Alan Anderson 17-10-2012 15:12

Re: FRC Drive Trains
 
Quote:

Originally Posted by AdamHeard (Post 1190714)
Wouldn't using the kop wheels be equally reliable in terms of wear, but require less cost and effort?

I've never seen a Colson wheel throw a tread or experience a broken spoke.

JesseK 17-10-2012 16:11

Re: FRC Drive Trains
 
It seems to me that the OP had a specific drive train in mind given his constraints before the first reply was made. Resources for learning about this type of drive train exist in several places -- only the specific teams numbers do not. Yet even with pictures of specific teams' drive trains, the OP won't have a full picture. That type is the 6WD Skid Steer. You want to use "KISS" as a mantra? There's no need to even look at Octocanum (FRC525 & others), Slide Drive (lots of VEX teams), Crab/Swerve Drive (FRC1717, FRC118, so many others), Twitch Drive (FRC1565 in 2008, FRC1885 in 2009), Ball Drive (FRC45 a long time ago), Mecanum Drive, Omni Drive, Car Steering Variants (FRC34/FRC1629 in 2008) or NonaDrive (FRC148).

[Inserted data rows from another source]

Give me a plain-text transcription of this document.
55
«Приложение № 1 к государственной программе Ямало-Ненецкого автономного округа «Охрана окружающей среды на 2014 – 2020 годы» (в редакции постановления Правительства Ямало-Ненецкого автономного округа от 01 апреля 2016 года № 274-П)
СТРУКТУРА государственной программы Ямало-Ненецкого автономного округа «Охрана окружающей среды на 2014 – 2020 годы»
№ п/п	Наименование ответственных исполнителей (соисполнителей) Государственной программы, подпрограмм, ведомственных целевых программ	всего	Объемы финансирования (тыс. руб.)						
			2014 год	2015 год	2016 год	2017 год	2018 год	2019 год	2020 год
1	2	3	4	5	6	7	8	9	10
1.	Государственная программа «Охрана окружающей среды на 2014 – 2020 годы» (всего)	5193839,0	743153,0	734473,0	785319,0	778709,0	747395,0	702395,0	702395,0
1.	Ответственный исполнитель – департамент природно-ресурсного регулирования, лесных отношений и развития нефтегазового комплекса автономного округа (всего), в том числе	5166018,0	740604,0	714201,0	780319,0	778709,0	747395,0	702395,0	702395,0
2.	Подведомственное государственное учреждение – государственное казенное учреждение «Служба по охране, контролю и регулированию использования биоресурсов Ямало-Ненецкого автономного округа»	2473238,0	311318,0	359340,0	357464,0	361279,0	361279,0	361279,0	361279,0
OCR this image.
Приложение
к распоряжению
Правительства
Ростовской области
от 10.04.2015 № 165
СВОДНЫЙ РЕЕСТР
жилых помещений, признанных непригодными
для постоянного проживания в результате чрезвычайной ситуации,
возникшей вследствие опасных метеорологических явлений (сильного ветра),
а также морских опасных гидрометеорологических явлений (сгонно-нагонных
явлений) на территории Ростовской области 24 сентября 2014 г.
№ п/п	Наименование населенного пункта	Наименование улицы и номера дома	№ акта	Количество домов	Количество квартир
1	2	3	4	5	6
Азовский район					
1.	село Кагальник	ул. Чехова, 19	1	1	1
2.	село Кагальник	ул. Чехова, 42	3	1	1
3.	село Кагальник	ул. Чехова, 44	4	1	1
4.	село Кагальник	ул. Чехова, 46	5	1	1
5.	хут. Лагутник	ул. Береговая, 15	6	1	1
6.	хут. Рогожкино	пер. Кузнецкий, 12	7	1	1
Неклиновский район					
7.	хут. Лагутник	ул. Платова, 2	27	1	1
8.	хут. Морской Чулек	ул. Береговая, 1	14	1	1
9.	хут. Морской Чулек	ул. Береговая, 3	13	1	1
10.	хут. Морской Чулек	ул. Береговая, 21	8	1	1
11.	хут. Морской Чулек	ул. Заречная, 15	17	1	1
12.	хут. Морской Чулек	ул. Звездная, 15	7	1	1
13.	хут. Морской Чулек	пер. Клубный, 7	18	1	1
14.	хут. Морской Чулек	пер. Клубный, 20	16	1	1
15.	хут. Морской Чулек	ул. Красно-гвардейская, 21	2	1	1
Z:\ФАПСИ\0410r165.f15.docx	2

What the OP needs are tips & tricks to make a simple drive train successful without having to go through the painful experience of learning everything himself (though this list isn't comprehensive):
  • Motor-Gearbox burn-in -- 1.) Grease the gearbox. 2.) Run the motor and gearbox together for 10-20 minutes with the wheels off the ground 3.) Clean the gearbox. Do not fret over metal shavings, just clean them out 4.) Re-grease the gearbox
  • Sprocket-Sprocket Alignment -- sprockets with a connection chain should be coplanar (i.e. exactly parallel and precisely transversely aligned)
  • Sprocket-Wheel alignment -- The sprockets that connect to a wheel should be exactly parallel to the face of the wheel. Do not use individual plastic spacers/washers to space a sprocket off a wheel (though the solid AM spacer is fine)
  • Bearing-Wheel alignment -- When wheel (without connecting chain) is free-spun on the axle that connects it to the frame, there should be NO wobble on the wheel structure (tread wobble is fine for the most part).
  • Chain Tension -- Use at least 120-degrees of chain wrap around each sprocket for #25 chain or 90-degrees for #35 chain. Chain should flex roughly 3% (of the sprocket-sprocket distance) up/down -- i.e. it shouldn't be so rigid that there's no vertical flex in the chain.
  • Do not settle for the KOP gear ratios if those ratios don't satisfy how your team wants to play the game. With a stock KOP drive train, the easiest/cheapest way to adjust gear ratio is to change the sprocket located on the gearbox output shaft.
I'm sure there are other tips that I'm forgetting at the moment.